Dear Professor Winston,
Thank you for taking time out for this. I recently had one tube clipped for hydrosalpinx, and had dye passed through my other tube which showed it was currently patent, which I know is rare. My husband on the other hand had surgery to remove a large fat mass surrounding his testes which his urologist believes may be interfering with spermatogenesis, by increasing the local temperature of the testes. He has an isolated problem with sperm morphology. I was dubious about him having surgery, but in the end we decided upon it. We have a 3rd semen sample booked in October. Do you think that there could be a chance that this scrotal fat would have made any difference to his sperm shapes? His count is great, ok motility. I was thinking maybe it’s all genetics? Our fertility clinic thinks it was still something that should be addressed and advised, should his morphology improve, then we ought to consider clomid and try naturally. I have one supposed working tube – will clomid make me ovulate more to increase the chances of conception? Or should I insist on IUI or IVF? Obviously if morphology fails to improve we will be looking at ICSI. Also one last question – sorry, if we have a good count and motility, how important is morphology? WHO recommends 4 %, which is not mega high even for a fertile man although my husband’ s morphology has been 0-1%, which is fairly poor. L
I am interested in your observation that you think it is rare to have one tube open and the other with a hydrosalpinx. If the blockage of the tube, the hydrosalpinx, was not a result of a congenital deformity, it suggests that you may have had some damage probably due to an infection. Congenital hydrosalpinx is indeed rare so it would be helpful to scrutinise any photos of your laparoscopy to confirm that it looks like a congenital deformity if they exists. Also quite often small adhesions on the patent side can be a useful indicator of something wrong with an apparently open normal tube. Nearly all cases of hydrosalpinx are due to infection. I must emphasise that this does not indicate some sexually transmitted disease – there are a whole number of causes of inflammation of the tubes due to infection which are really common. So if the hydrosalpinx you had was not congenital, it most likely that any infection affected both tubes. It is extremely rare to have infectious damage just on one side so it is not unlikely that there is some microscopic damage to your remaining tube even though it is fully patent. Unquestionably, if this has been damaged in this way it will reduce your fertility as the Fallopian tube is not merely a static pipe but it is actively involved in feeding the egg and embryos and transporting it at the right speed and time into the uterus. In any case, if you only have one tube working this cuts down your fertility by 50% because half the time you will be ovulating from the ‘wrong’ ovary. Eggs occasionally cross from side to side, but research I did in the 1970s shows that this is unusual.

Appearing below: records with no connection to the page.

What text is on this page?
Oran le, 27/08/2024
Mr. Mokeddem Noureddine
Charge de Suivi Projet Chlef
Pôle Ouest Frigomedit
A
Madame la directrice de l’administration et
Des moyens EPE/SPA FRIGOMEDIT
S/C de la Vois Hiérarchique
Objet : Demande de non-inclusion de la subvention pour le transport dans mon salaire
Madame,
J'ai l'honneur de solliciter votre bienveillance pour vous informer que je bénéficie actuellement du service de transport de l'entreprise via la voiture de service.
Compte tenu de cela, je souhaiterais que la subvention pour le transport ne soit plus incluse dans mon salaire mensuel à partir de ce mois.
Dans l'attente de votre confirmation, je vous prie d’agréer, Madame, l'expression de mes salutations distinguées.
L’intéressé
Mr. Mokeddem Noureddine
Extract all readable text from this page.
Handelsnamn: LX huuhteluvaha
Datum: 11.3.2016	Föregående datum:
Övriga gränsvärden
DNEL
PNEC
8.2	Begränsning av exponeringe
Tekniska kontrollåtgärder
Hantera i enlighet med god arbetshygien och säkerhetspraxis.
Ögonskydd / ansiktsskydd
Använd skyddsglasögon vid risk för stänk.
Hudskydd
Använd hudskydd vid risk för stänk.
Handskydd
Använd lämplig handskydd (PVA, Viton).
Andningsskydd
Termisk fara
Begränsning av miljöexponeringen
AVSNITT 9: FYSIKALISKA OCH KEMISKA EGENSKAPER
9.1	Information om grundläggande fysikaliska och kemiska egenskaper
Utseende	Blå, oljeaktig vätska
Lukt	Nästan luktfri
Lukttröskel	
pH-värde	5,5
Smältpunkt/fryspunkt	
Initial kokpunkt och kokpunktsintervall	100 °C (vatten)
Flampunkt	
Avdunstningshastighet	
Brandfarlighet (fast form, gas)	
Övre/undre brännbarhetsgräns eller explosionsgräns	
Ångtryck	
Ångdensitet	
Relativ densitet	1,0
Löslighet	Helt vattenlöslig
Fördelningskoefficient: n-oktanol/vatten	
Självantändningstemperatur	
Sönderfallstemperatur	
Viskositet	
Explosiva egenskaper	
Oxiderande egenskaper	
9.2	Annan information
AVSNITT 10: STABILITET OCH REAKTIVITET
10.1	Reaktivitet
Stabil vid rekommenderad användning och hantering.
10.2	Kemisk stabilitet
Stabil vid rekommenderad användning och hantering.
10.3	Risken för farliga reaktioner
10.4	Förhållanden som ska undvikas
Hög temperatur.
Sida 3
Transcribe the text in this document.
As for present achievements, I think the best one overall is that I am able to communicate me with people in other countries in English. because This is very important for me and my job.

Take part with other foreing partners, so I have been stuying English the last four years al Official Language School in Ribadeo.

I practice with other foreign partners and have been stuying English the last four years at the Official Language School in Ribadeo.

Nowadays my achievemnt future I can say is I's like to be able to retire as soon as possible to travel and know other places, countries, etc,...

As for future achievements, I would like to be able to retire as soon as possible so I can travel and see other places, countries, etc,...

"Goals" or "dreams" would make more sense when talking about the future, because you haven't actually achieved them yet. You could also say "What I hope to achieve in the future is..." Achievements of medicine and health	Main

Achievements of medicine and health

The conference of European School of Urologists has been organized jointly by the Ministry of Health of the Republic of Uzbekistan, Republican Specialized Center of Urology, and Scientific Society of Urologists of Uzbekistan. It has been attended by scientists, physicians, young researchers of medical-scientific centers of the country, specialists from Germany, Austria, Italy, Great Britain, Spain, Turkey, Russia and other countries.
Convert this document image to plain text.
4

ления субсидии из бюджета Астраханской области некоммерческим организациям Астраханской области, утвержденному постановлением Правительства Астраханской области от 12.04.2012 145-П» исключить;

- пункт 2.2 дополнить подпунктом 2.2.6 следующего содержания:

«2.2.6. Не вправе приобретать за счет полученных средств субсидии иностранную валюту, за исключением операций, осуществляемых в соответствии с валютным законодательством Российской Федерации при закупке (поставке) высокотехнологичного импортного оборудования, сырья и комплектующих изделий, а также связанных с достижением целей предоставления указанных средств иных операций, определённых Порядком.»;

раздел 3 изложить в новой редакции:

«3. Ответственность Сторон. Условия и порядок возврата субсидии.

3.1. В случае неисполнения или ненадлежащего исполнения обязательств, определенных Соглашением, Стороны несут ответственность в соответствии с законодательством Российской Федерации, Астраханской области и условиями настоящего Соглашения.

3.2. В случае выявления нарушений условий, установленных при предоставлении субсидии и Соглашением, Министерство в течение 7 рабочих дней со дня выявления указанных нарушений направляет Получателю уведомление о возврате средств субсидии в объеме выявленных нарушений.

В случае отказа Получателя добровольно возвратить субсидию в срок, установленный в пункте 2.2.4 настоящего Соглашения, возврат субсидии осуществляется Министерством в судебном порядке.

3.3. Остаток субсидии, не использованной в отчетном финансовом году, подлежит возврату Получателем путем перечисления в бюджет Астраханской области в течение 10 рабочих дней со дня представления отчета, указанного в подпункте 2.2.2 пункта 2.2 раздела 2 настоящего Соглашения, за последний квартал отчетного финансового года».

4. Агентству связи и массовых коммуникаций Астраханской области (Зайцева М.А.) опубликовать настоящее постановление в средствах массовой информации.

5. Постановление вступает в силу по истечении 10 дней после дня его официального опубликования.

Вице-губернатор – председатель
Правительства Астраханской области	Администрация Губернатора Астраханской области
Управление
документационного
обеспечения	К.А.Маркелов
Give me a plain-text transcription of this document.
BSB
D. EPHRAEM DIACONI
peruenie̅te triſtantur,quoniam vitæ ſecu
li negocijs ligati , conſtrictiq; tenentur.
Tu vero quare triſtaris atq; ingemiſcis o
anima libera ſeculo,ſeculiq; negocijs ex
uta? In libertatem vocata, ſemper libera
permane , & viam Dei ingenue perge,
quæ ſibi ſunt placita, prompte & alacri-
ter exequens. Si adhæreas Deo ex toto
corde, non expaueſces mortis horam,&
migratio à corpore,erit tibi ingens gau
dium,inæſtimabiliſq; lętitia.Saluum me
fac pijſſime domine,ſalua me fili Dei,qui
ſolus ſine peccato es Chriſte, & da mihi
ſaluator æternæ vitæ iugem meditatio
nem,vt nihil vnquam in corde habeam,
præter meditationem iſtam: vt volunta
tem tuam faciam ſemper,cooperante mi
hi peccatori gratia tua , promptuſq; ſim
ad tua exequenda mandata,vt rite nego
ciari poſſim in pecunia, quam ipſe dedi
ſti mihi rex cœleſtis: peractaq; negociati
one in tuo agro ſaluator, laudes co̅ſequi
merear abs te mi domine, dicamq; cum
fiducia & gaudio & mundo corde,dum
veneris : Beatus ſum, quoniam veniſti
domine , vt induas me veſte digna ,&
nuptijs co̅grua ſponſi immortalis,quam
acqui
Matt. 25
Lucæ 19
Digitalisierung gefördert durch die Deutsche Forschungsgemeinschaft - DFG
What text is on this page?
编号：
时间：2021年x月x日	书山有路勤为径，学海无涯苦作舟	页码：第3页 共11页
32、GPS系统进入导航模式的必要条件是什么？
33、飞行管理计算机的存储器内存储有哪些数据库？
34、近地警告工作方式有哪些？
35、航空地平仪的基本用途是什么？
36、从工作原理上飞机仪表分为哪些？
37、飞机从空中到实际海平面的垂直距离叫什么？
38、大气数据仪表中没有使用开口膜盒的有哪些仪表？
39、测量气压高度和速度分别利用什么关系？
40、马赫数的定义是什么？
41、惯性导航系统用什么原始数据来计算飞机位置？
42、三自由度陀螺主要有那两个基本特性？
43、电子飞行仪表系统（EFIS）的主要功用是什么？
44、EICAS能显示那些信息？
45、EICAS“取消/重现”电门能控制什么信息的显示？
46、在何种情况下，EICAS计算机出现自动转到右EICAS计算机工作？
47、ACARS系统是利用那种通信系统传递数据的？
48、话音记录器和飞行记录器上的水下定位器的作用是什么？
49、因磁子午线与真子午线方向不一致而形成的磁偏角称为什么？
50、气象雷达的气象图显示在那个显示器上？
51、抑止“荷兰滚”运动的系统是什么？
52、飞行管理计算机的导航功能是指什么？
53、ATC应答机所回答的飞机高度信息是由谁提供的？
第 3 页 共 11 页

The information above, plus the fact that your husband has a problem as well makes me feel that IVF is probably the right course of action now. I don’t advocate IVF unnecessarily (you might care to read my book “The Essential Fertility Guide” about to be published – proceeds go to Genesis Research Fund) and you will see that my stance has always been to avoid IVF if possible. But here I think there is a good case for it. IUI is not the answer and statistically has not shown to improve the chances of people like yourself greatly. This is also likely to be true of Clomid in this situation though the figures are a bit less clear.
I should add that it might well be worthwhile getting an x-ray of the womb and tubes – a hysterosalpingogram – before IVF because carefully done this may reveal subtle abnormalities in your remaining open tube. If that is the case, there is a stronger case for IVF. I would also be very happy to review any digital copies of such x-rays if sent by email as sometimes these photographs are occasionally reported as normal when there is an underlying problem.